The province says it’s also developing a plan to expand the sale of beer and wine to corner stores, grocery stores and big-box stores, adding that it’s inviting consumers, businesses and others to have their say on the rules for selling beer, cider, wine and spirits through a comprehensive review.
These changes following the province’s implementation of its buck-a-beer plan.
The province says it’s proposing significant tax cuts for low-income workers.
Should the legislation pass, the province says the vast majority of low-income workers would pay no Ontario Personal Income Tax at all. It would provide low-income and minimum wage workers up to $850 in Ontario Personal Income Tax relief and couples up to $1,700.
The province says this will benefit 1.1 million people.
The government also reiterated its plan to freeze minimum wage at $14 an hour and repeal much of the Fair Workplaces, Better Jobs Act.
The province has also announced plans to peel back rent control for some tenants.
“To make rent more affordable and promote housing development, the government proposes to keep its promise to preserve rent control for existing tenants, [but] encourage developers to build more rental housing by exempting new rental units from rent control,” the province said in the fall statement.

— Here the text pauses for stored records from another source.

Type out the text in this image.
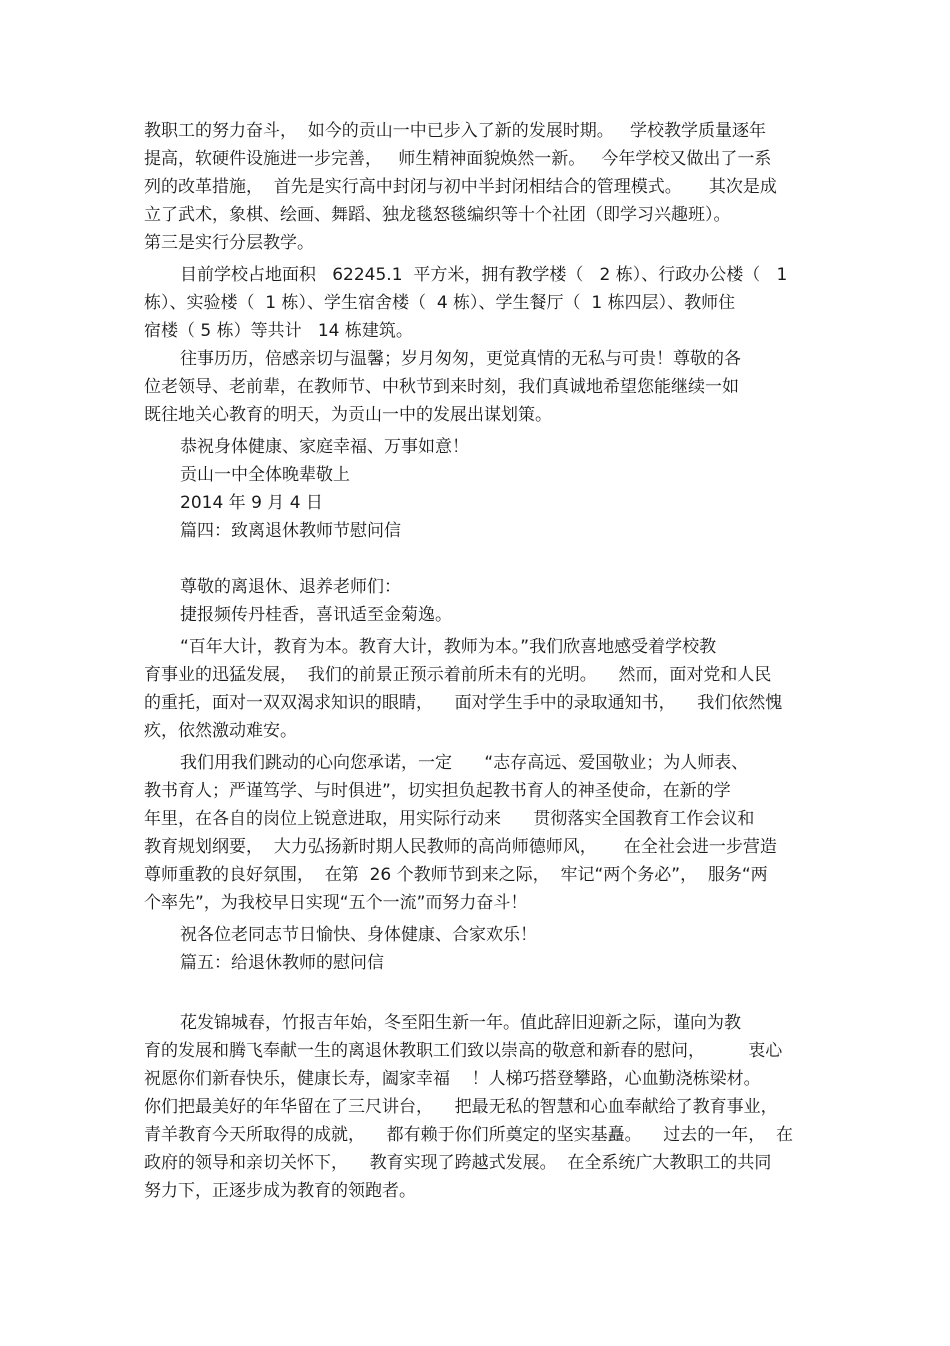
教职工的努力奋斗，  如今的贡山一中已步入了新的发展时期。   学校教学质量逐年
提高，软硬件设施进一步完善，   师生精神面貌焕然一新。   今年学校又做出了一系
列的改革措施，  首先是实行高中封闭与初中半封闭相结合的管理模式。     其次是成
立了武术，象棋、绘画、舞蹈、独龙毯怒毯编织等十个社团（即学习兴趣班）。
第三是实行分层教学。
目前学校占地面积   62245.1  平方米，拥有教学楼（   2 栋）、行政办公楼（   1
栋）、实验楼（  1 栋）、学生宿舍楼（  4 栋）、学生餐厅（  1 栋四层）、教师住
宿楼（ 5 栋）等共计   14 栋建筑。
往事历历，倍感亲切与温馨；岁月匆匆，更觉真情的无私与可贵！尊敬的各
位老领导、老前辈，在教师节、中秋节到来时刻，我们真诚地希望您能继续一如
既往地关心教育的明天，为贡山一中的发展出谋划策。
恭祝身体健康、家庭幸福、万事如意！
贡山一中全体晚辈敬上
2014 年 9 月 4 日
篇四：致离退休教师节慰问信
尊敬的离退休、退养老师们：
捷报频传丹桂香，喜讯适至金菊逸。
“百年大计，教育为本。教育大计，教师为本。”我们欣喜地感受着学校教
育事业的迅猛发展，  我们的前景正预示着前所未有的光明。    然而，面对党和人民
的重托，面对一双双渴求知识的眼睛，    面对学生手中的录取通知书，    我们依然愧
疚，依然激动难安。
我们用我们跳动的心向您承诺，一定      “志存高远、爱国敬业；为人师表、
教书育人；严谨笃学、与时俱进”，切实担负起教书育人的神圣使命，在新的学
年里，在各自的岗位上锐意进取，用实际行动来      贯彻落实全国教育工作会议和
教育规划纲要，  大力弘扬新时期人民教师的高尚师德师风，     在全社会进一步营造
尊师重教的良好氛围，  在第  26 个教师节到来之际，  牢记“两个务必”，  服务“两
个率先”，为我校早日实现“五个一流”而努力奋斗！
祝各位老同志节日愉快、身体健康、合家欢乐！
篇五：给退休教师的慰问信
花发锦城春，竹报吉年始，冬至阳生新一年。值此辞旧迎新之际，谨向为教
育的发展和腾飞奉献一生的离退休教职工们致以崇高的敬意和新春的慰问，        衷心
祝愿你们新春快乐，健康长寿，阖家幸福    ！人梯巧搭登攀路，心血勤浇栋梁材。
你们把最美好的年华留在了三尺讲台，    把最无私的智慧和心血奉献给了教育事业，
青羊教育今天所取得的成就，    都有赖于你们所奠定的坚实基矗。    过去的一年，  在
政府的领导和亲切关怀下，    教育实现了跨越式发展。  在全系统广大教职工的共同
努力下，正逐步成为教育的领跑者。
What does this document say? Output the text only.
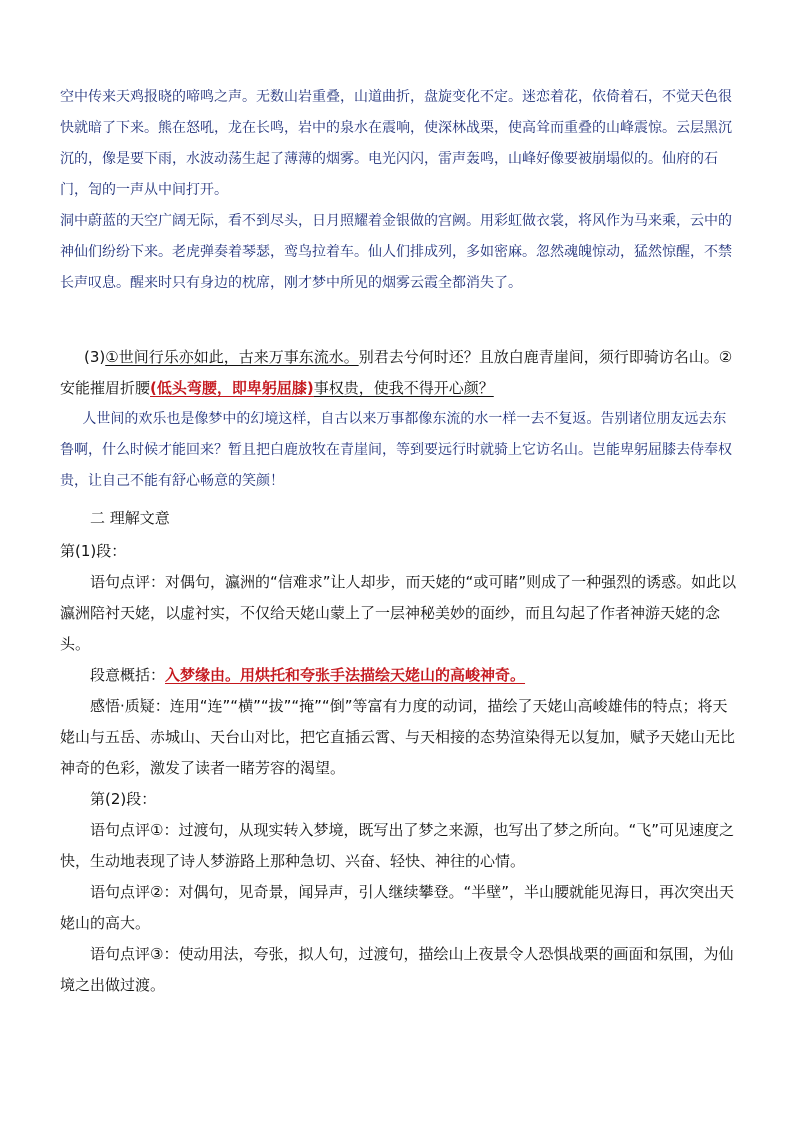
空中传来天鸡报晓的啼鸣之声。无数山岩重叠，山道曲折，盘旋变化不定。迷恋着花，依倚着石，不觉天色很快就暗了下来。熊在怒吼，龙在长鸣，岩中的泉水在震响，使深林战栗，使高耸而重叠的山峰震惊。云层黑沉沉的，像是要下雨，水波动荡生起了薄薄的烟雾。电光闪闪，雷声轰鸣，山峰好像要被崩塌似的。仙府的石门，訇的一声从中间打开。

洞中蔚蓝的天空广阔无际，看不到尽头，日月照耀着金银做的宫阙。用彩虹做衣裳，将风作为马来乘，云中的神仙们纷纷下来。老虎弹奏着琴瑟，鸾鸟拉着车。仙人们排成列，多如密麻。忽然魂魄惊动，猛然惊醒，不禁长声叹息。醒来时只有身边的枕席，刚才梦中所见的烟雾云霞全都消失了。

(3)①世间行乐亦如此，古来万事东流水。别君去兮何时还？且放白鹿青崖间，须行即骑访名山。②安能摧眉折腰(低头弯腰，即卑躬屈膝)事权贵，使我不得开心颜？

人世间的欢乐也是像梦中的幻境这样，自古以来万事都像东流的水一样一去不复返。告别诸位朋友远去东鲁啊，什么时候才能回来？暂且把白鹿放牧在青崖间，等到要远行时就骑上它访名山。岂能卑躬屈膝去侍奉权贵，让自己不能有舒心畅意的笑颜！

二 理解文意

第(1)段：

语句点评：对偶句，瀛洲的“信难求”让人却步，而天姥的“或可睹”则成了一种强烈的诱惑。如此以瀛洲陪衬天姥，以虚衬实，不仅给天姥山蒙上了一层神秘美妙的面纱，而且勾起了作者神游天姥的念头。

段意概括：入梦缘由。用烘托和夸张手法描绘天姥山的高峻神奇。

感悟·质疑：连用“连”“横”“拔”“掩”“倒”等富有力度的动词，描绘了天姥山高峻雄伟的特点；将天姥山与五岳、赤城山、天台山对比，把它直插云霄、与天相接的态势渲染得无以复加，赋予天姥山无比神奇的色彩，激发了读者一睹芳容的渴望。

第(2)段：

语句点评①：过渡句，从现实转入梦境，既写出了梦之来源，也写出了梦之所向。“飞”可见速度之快，生动地表现了诗人梦游路上那种急切、兴奋、轻快、神往的心情。

语句点评②：对偶句，见奇景，闻异声，引人继续攀登。“半壁”，半山腰就能见海日，再次突出天姥山的高大。

语句点评③：使动用法，夸张，拟人句，过渡句，描绘山上夜景令人恐惧战栗的画面和氛围，为仙境之出做过渡。
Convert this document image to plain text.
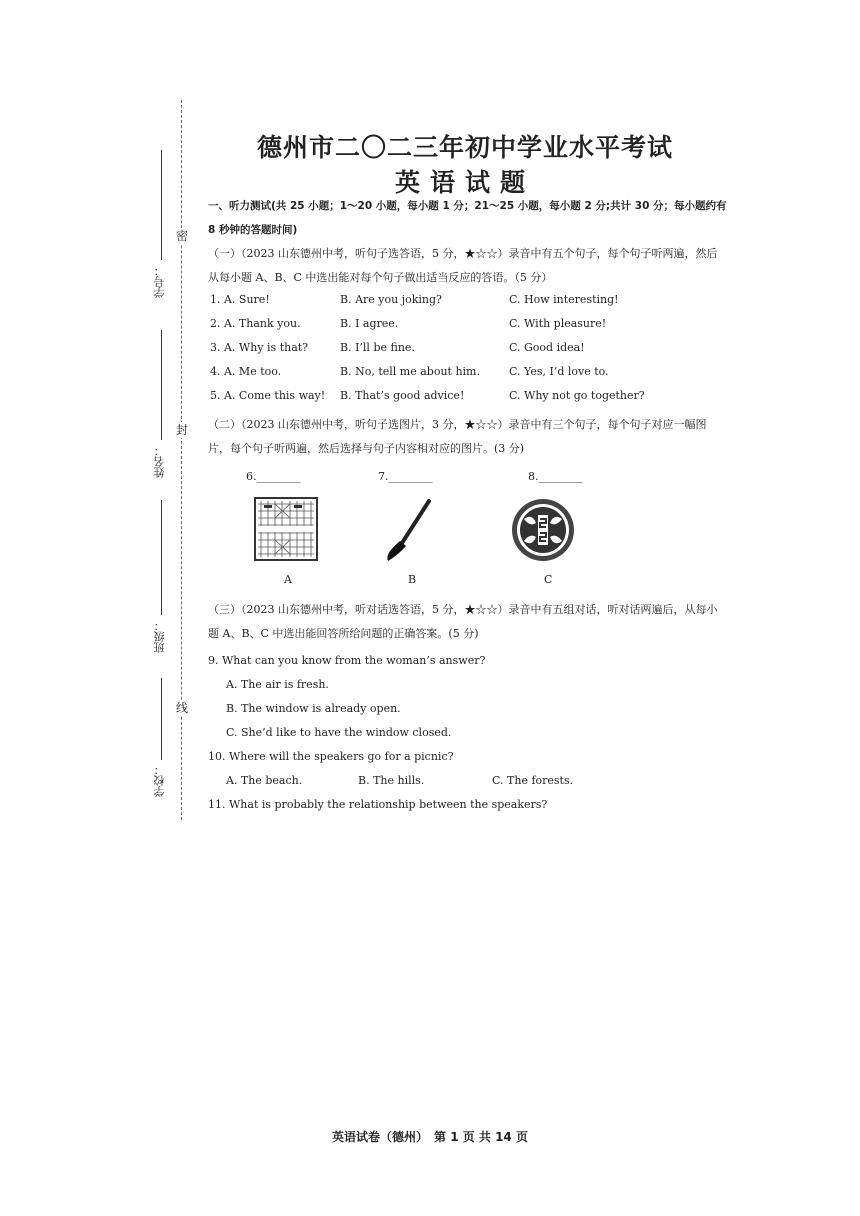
学号：
姓名：
班级：
学校：
密
封
线
德州市二〇二三年初中学业水平考试
英语试题
一、听力测试(共 25 小题；1～20 小题，每小题 1 分；21～25 小题，每小题 2 分;共计 30 分；每小题约有 8 秒钟的答题时间)
（一）（2023 山东德州中考，听句子选答语，5 分，★☆☆）录音中有五个句子，每个句子听两遍，然后从每小题 A、B、C 中选出能对每个句子做出适当反应的答语。（5 分）
1. A. Sure!	B. Are you joking?	C. How interesting!
2. A. Thank you.	B. I agree.	C. With pleasure!
3. A. Why is that?	B. I’ll be fine.	C. Good idea!
4. A. Me too.	B. No, tell me about him.	C. Yes, I’d love to.
5. A. Come this way! B. That’s good advice!	C. Why not go together?
（二）（2023 山东德州中考，听句子选图片，3 分，★☆☆）录音中有三个句子，每个句子对应一幅图片，每个句子听两遍，然后选择与句子内容相对应的图片。(3 分)
6.________	7.________	8.________
A	B	C
（三）（2023 山东德州中考，听对话选答语，5 分，★☆☆）录音中有五组对话，听对话两遍后，从每小题 A、B、C 中选出能回答所给问题的正确答案。(5 分)
9. What can you know from the woman’s answer?
A. The air is fresh.
B. The window is already open.
C. She’d like to have the window closed.
10. Where will the speakers go for a picnic?
A. The beach.	B. The hills.	C. The forests.
11. What is probably the relationship between the speakers?
英语试卷（德州）　第 1 页 共 14 页
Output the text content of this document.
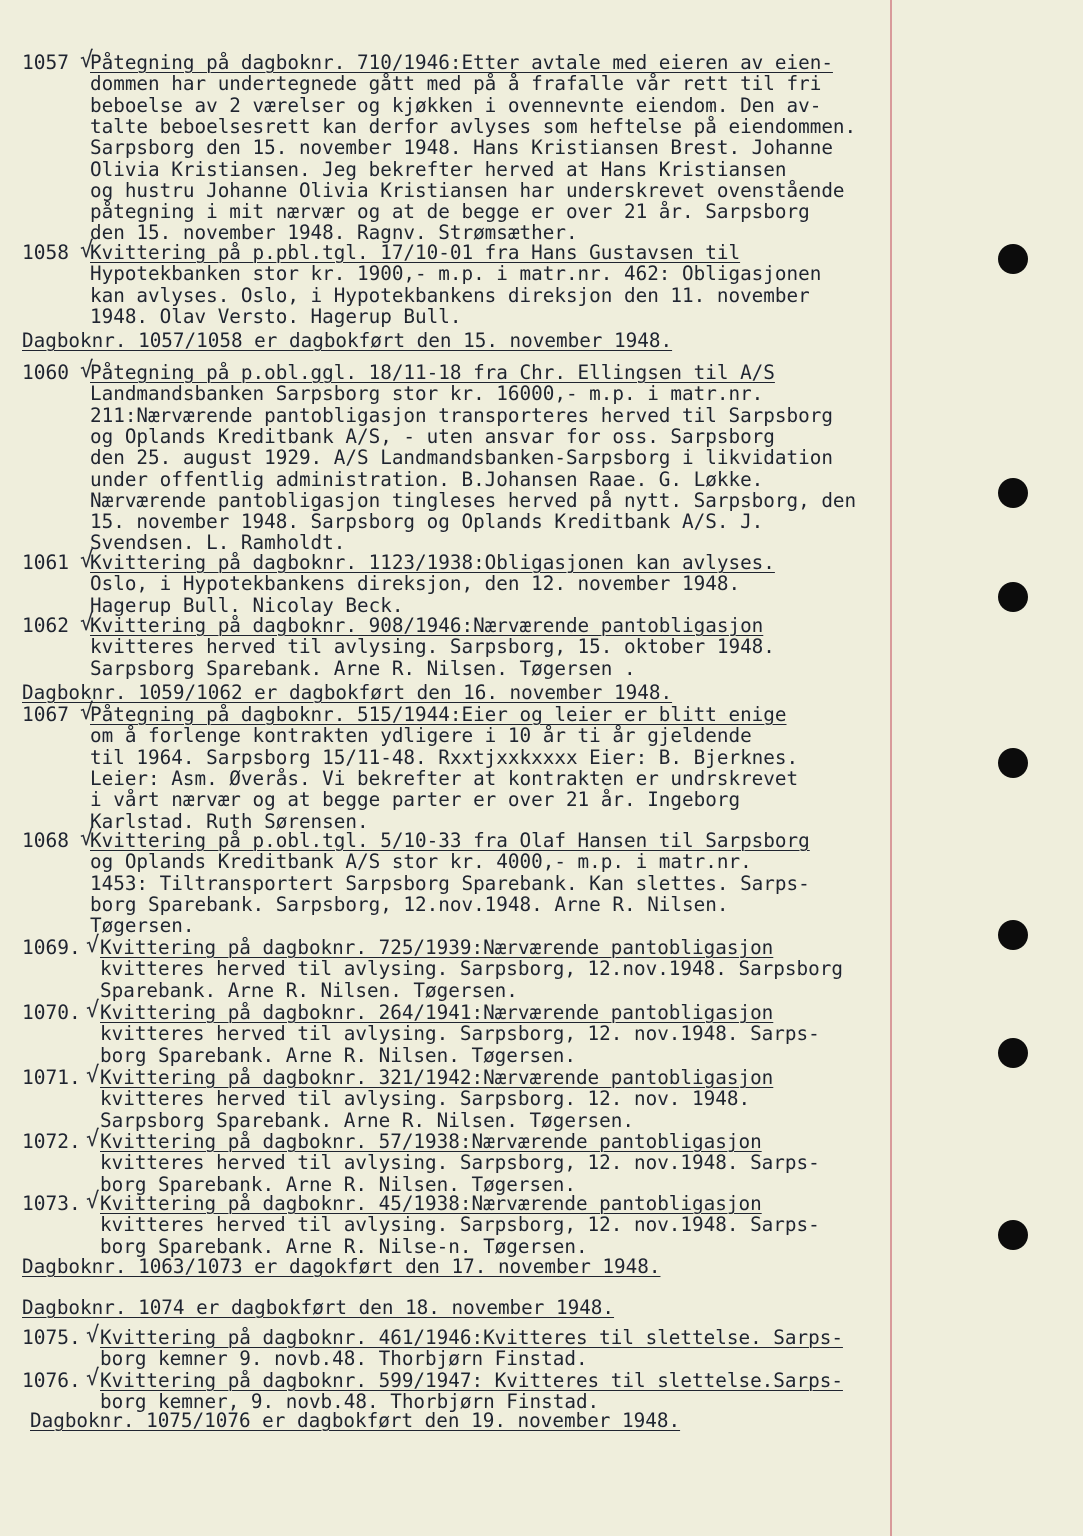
1057 √
Påtegning på dagboknr. 710/1946:Etter avtale med eieren av eien-
dommen har undertegnede gått med på å frafalle vår rett til fri
beboelse av 2 værelser og kjøkken i ovennevnte eiendom. Den av-
talte beboelsesrett kan derfor avlyses som heftelse på eiendommen.
Sarpsborg den 15. november 1948. Hans Kristiansen Brest. Johanne
Olivia Kristiansen. Jeg bekrefter herved at Hans Kristiansen
og hustru Johanne Olivia Kristiansen har underskrevet ovenstående
påtegning i mit nærvær og at de begge er over 21 år. Sarpsborg
den 15. november 1948. Ragnv. Strømsæther.
1058 √
Kvittering på p.pbl.tgl. 17/10-01 fra Hans Gustavsen til
Hypotekbanken stor kr. 1900,- m.p. i matr.nr. 462: Obligasjonen
kan avlyses. Oslo, i Hypotekbankens direksjon den 11. november
1948. Olav Versto. Hagerup Bull.
Dagboknr. 1057/1058 er dagbokført den 15. november 1948.
1060 √
Påtegning på p.obl.ggl. 18/11-18 fra Chr. Ellingsen til A/S
Landmandsbanken Sarpsborg stor kr. 16000,- m.p. i matr.nr.
211:Nærværende pantobligasjon transporteres herved til Sarpsborg
og Oplands Kreditbank A/S, - uten ansvar for oss. Sarpsborg
den 25. august 1929. A/S Landmandsbanken-Sarpsborg i likvidation
under offentlig administration. B.Johansen Raae. G. Løkke.
Nærværende pantobligasjon tingleses herved på nytt. Sarpsborg, den
15. november 1948. Sarpsborg og Oplands Kreditbank A/S. J.
Svendsen. L. Ramholdt.
1061 √
Kvittering på dagboknr. 1123/1938:Obligasjonen kan avlyses.
Oslo, i Hypotekbankens direksjon, den 12. november 1948.
Hagerup Bull. Nicolay Beck.
1062 √
Kvittering på dagboknr. 908/1946:Nærværende pantobligasjon
kvitteres herved til avlysing. Sarpsborg, 15. oktober 1948.
Sarpsborg Sparebank. Arne R. Nilsen. Tøgersen .
Dagboknr. 1059/1062 er dagbokført den 16. november 1948.
1067 √
Påtegning på dagboknr. 515/1944:Eier og leier er blitt enige
om å forlenge kontrakten ydligere i 10 år ti år gjeldende
til 1964. Sarpsborg 15/11-48. Rxxtjxxkxxxx Eier: B. Bjerknes.
Leier: Asm. Øverås. Vi bekrefter at kontrakten er undrskrevet
i vårt nærvær og at begge parter er over 21 år. Ingeborg
Karlstad. Ruth Sørensen.
1068 √
Kvittering på p.obl.tgl. 5/10-33 fra Olaf Hansen til Sarpsborg
og Oplands Kreditbank A/S stor kr. 4000,- m.p. i matr.nr.
1453: Tiltransportert Sarpsborg Sparebank. Kan slettes. Sarps-
borg Sparebank. Sarpsborg, 12.nov.1948. Arne R. Nilsen.
Tøgersen.
1069. √ Kvittering på dagboknr. 725/1939:Nærværende pantobligasjon
kvitteres herved til avlysing. Sarpsborg, 12.nov.1948. Sarpsborg
Sparebank. Arne R. Nilsen. Tøgersen.
1070. √ Kvittering på dagboknr. 264/1941:Nærværende pantobligasjon
kvitteres herved til avlysing. Sarpsborg, 12. nov.1948. Sarps-
borg Sparebank. Arne R. Nilsen. Tøgersen.
1071. √ Kvittering på dagboknr. 321/1942:Nærværende pantobligasjon
kvitteres herved til avlysing. Sarpsborg. 12. nov. 1948.
Sarpsborg Sparebank. Arne R. Nilsen. Tøgersen.
1072. √ Kvittering på dagboknr. 57/1938:Nærværende pantobligasjon
kvitteres herved til avlysing. Sarpsborg, 12. nov.1948. Sarps-
borg Sparebank. Arne R. Nilsen. Tøgersen.
1073. √ Kvittering på dagboknr. 45/1938:Nærværende pantobligasjon
kvitteres herved til avlysing. Sarpsborg, 12. nov.1948. Sarps-
borg Sparebank. Arne R. Nilse-n. Tøgersen.
Dagboknr. 1063/1073 er dagokført den 17. november 1948.
Dagboknr. 1074 er dagbokført den 18. november 1948.
1075. √ Kvittering på dagboknr. 461/1946:Kvitteres til slettelse. Sarps-
borg kemner 9. novb.48. Thorbjørn Finstad.
1076. √ Kvittering på dagboknr. 599/1947: Kvitteres til slettelse.Sarps-
borg kemner, 9. novb.48. Thorbjørn Finstad.
Dagboknr. 1075/1076 er dagbokført den 19. november 1948.
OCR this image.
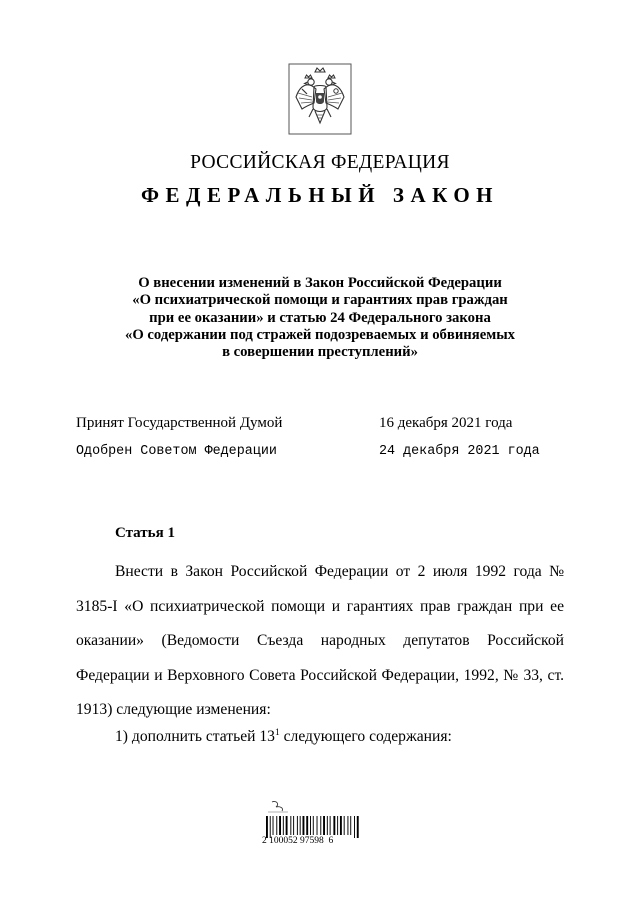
РОССИЙСКАЯ ФЕДЕРАЦИЯ
ФЕДЕРАЛЬНЫЙ ЗАКОН
О внесении изменений в Закон Российской Федерации
«О психиатрической помощи и гарантиях прав граждан
при ее оказании» и статью 24 Федерального закона
«О содержании под стражей подозреваемых и обвиняемых
в совершении преступлений»
Принят Государственной Думой	16 декабря 2021 года
Одобрен Советом Федерации	24 декабря 2021 года
Статья 1

Внести в Закон Российской Федерации от 2 июля 1992 года № 3185-I «О психиатрической помощи и гарантиях прав граждан при ее оказании» (Ведомости Съезда народных депутатов Российской Федерации и Верховного Совета Российской Федерации, 1992, № 33, ст. 1913) следующие изменения:

1) дополнить статьей $13^1$ следующего содержания:
2 100052 97598  6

That means that new rental units will not be subject to rent control, but tenants who live in older units that currently abide by rent control legislation will still be protected from higher-than-expected increases.
Tenants in newer units, on the other hand, could face steeper rent increases going forward.
The government also says it plans to cancel the “expensive and ineffective” Development Charges Rebate Program, something it says will create savings of approximately $100 million over four years.